O design das barras de ferramentas é familiar, os atalhos de teclado habituais funcionam na perfeição e o desempenho na criação de documentos do dia a dia é impecável. Para começares a aproveitar, basta acederes à página oficial do Microsoft 365 e fazeres login com a tua conta gratuita.
A enorme vantagem de trabalhar em qualquer ecrã
Por outro lado, a maior vantagem prática desta mudança é a liberdade total de movimentos. Ao usares as aplicações na nuvem, não precisas de instalar software pesado e demorado em cada computador que utilizas. Neste sentido, podes começar a escrever um texto no teu portátil em casa, fazer uma pequena edição num tablet durante a viagem de comboio e terminar o trabalho no PC do escritório.
Como tudo fica guardado de forma automática no teu OneDrive, os ficheiros estão sempre atualizados e sincronizados. Adicionalmente, se precisares de usar o computador de um amigo para uma alteração urgente, basta abrires uma janela de navegação anónima, fazeres login, editares o ficheiro e saíres sem deixar rastos no equipamento.
Interface mais limpa e foco no que realmente interessa
De igual modo, é inegável que a versão web não possui as funcionalidades mais avançadas para profissionais exigentes. Não tens suporte para macros complexas no Excel e faltam algumas ferramentas de design específicas no PowerPoint. Apesar disso, para quem apenas precisa de redigir textos, gerir o orçamento familiar ou criar uma apresentação rápida, estas ausências passam completamente despercebidas.
Na verdade, a interface mais limpa e focada no essencial acaba por ser um bónus. Com menos botões nos menus, a navegação é mais intuitiva, reduzindo as distrações visuais e aumentando o teu foco no trabalho.
O problema do espaço e do modo offline
Contudo, existem dois pequenos compromissos que tens de conhecer antes de dares o salto. O primeiro é o armazenamento. Uma conta gratuita oferece-te apenas 5GB de espaço no OneDrive. Ainda assim, como os documentos de texto ocupam muito pouco tamanho, esta capacidade dura bastante tempo se evitares guardar vídeos e fotografias pesadas.
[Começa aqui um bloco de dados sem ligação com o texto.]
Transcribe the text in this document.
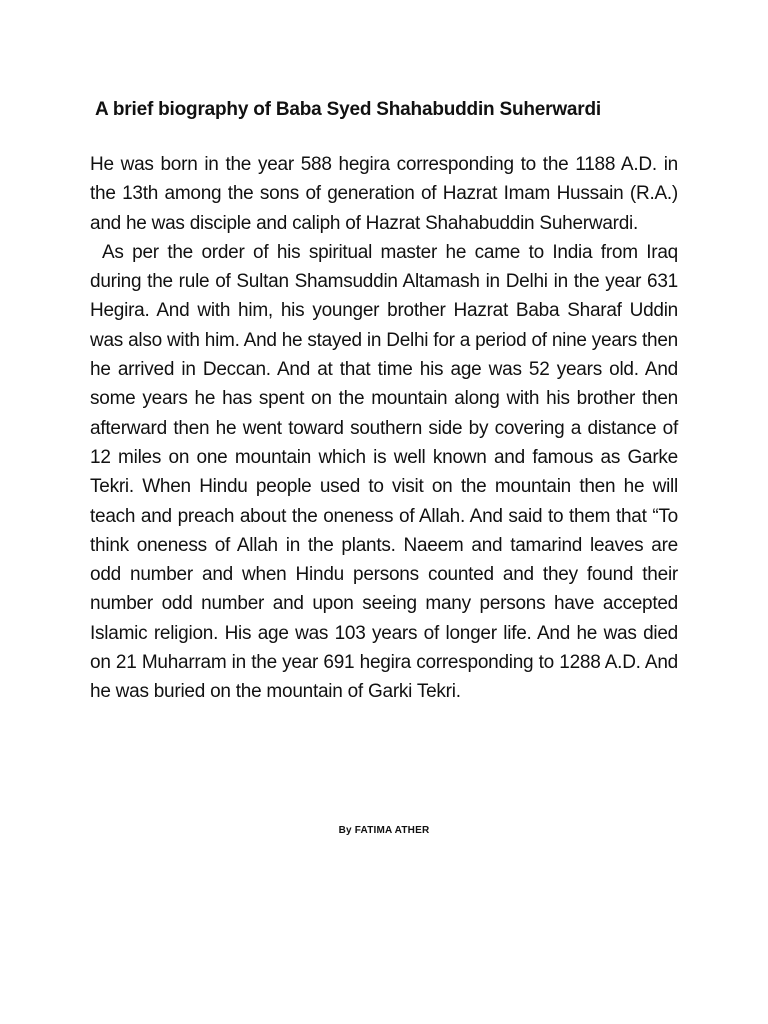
A brief biography of Baba Syed Shahabuddin Suherwardi

He was born in the year 588 hegira corresponding to the 1188 A.D. in the 13th among the sons of generation of Hazrat Imam Hussain (R.A.) and he was disciple and caliph of Hazrat Shahabuddin Suherwardi.

As per the order of his spiritual master he came to India from Iraq during the rule of Sultan Shamsuddin Altamash in Delhi in the year 631 Hegira. And with him, his younger brother Hazrat Baba Sharaf Uddin was also with him. And he stayed in Delhi for a period of nine years then he arrived in Deccan. And at that time his age was 52 years old. And some years he has spent on the mountain along with his brother then afterward then he went toward southern side by covering a distance of 12 miles on one mountain which is well known and famous as Garke Tekri. When Hindu people used to visit on the mountain then he will teach and preach about the oneness of Allah. And said to them that “To think oneness of Allah in the plants. Naeem and tamarind leaves are odd number and when Hindu persons counted and they found their number odd number and upon seeing many persons have accepted Islamic religion. His age was 103 years of longer life. And he was died on 21 Muharram in the year 691 hegira corresponding to 1288 A.D. And he was buried on the mountain of Garki Tekri.

By FATIMA ATHER
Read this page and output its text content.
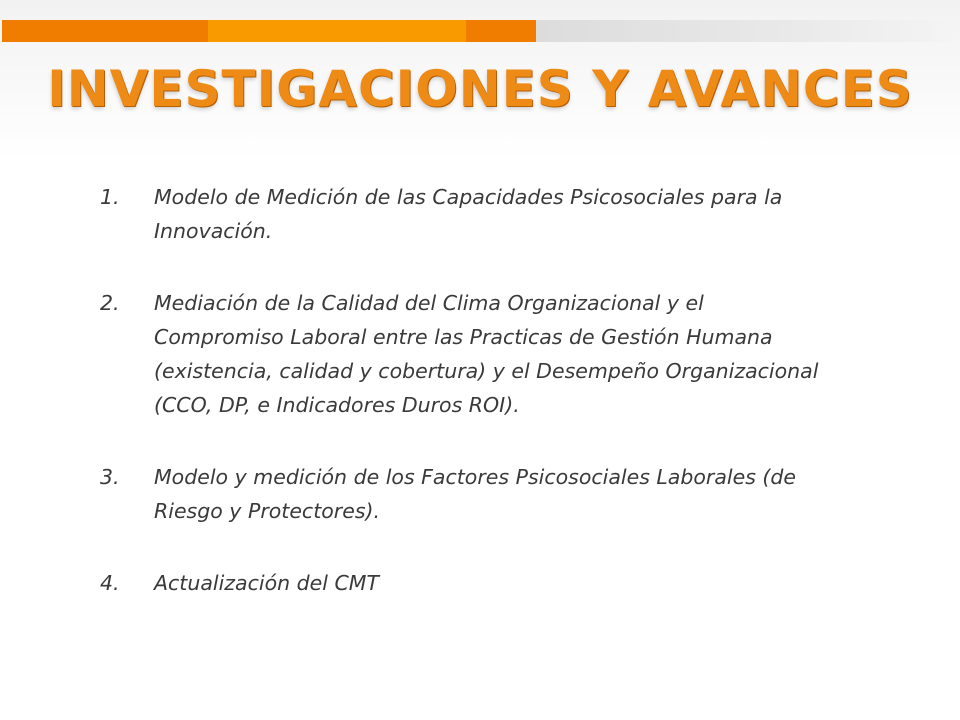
INVESTIGACIONES Y AVANCES
1.	Modelo de Medición de las Capacidades Psicosociales para la Innovación.
2.	Mediación de la Calidad del Clima Organizacional y el Compromiso Laboral entre las Practicas de Gestión Humana (existencia, calidad y cobertura) y el Desempeño Organizacional (CCO, DP, e Indicadores Duros ROI).
3.	Modelo y medición de los Factores Psicosociales Laborales (de Riesgo y Protectores).
4.	Actualización del CMT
Se precisares de um pequeno extra para anexos, o plano Basic custa cerca de 20 euros por ano e dá-te 100GB, o que continua a ser muito mais barato do que o pacote completo.
Paralelamente, a grande limitação deste formato é a dependência da internet. Não existe um verdadeiro modo offline. Consequentemente, se a tua ligação Wi-Fi for abaixo ou estiveres num local sem rede móvel, não conseguirás aceder nem editar os teus documentos.
Em suma, se usas o pacote Office de forma leve e descomplicada, pagar a subscrição anual mais cara pode ser um verdadeiro desperdício de dinheiro. Portanto, experimenta fazer a transição para as versões de navegador durante alguns dias. Vais descobrir rapidamente que consegues manter a tua rotina intacta, enquanto poupas uma quantia significativa na tua carteira.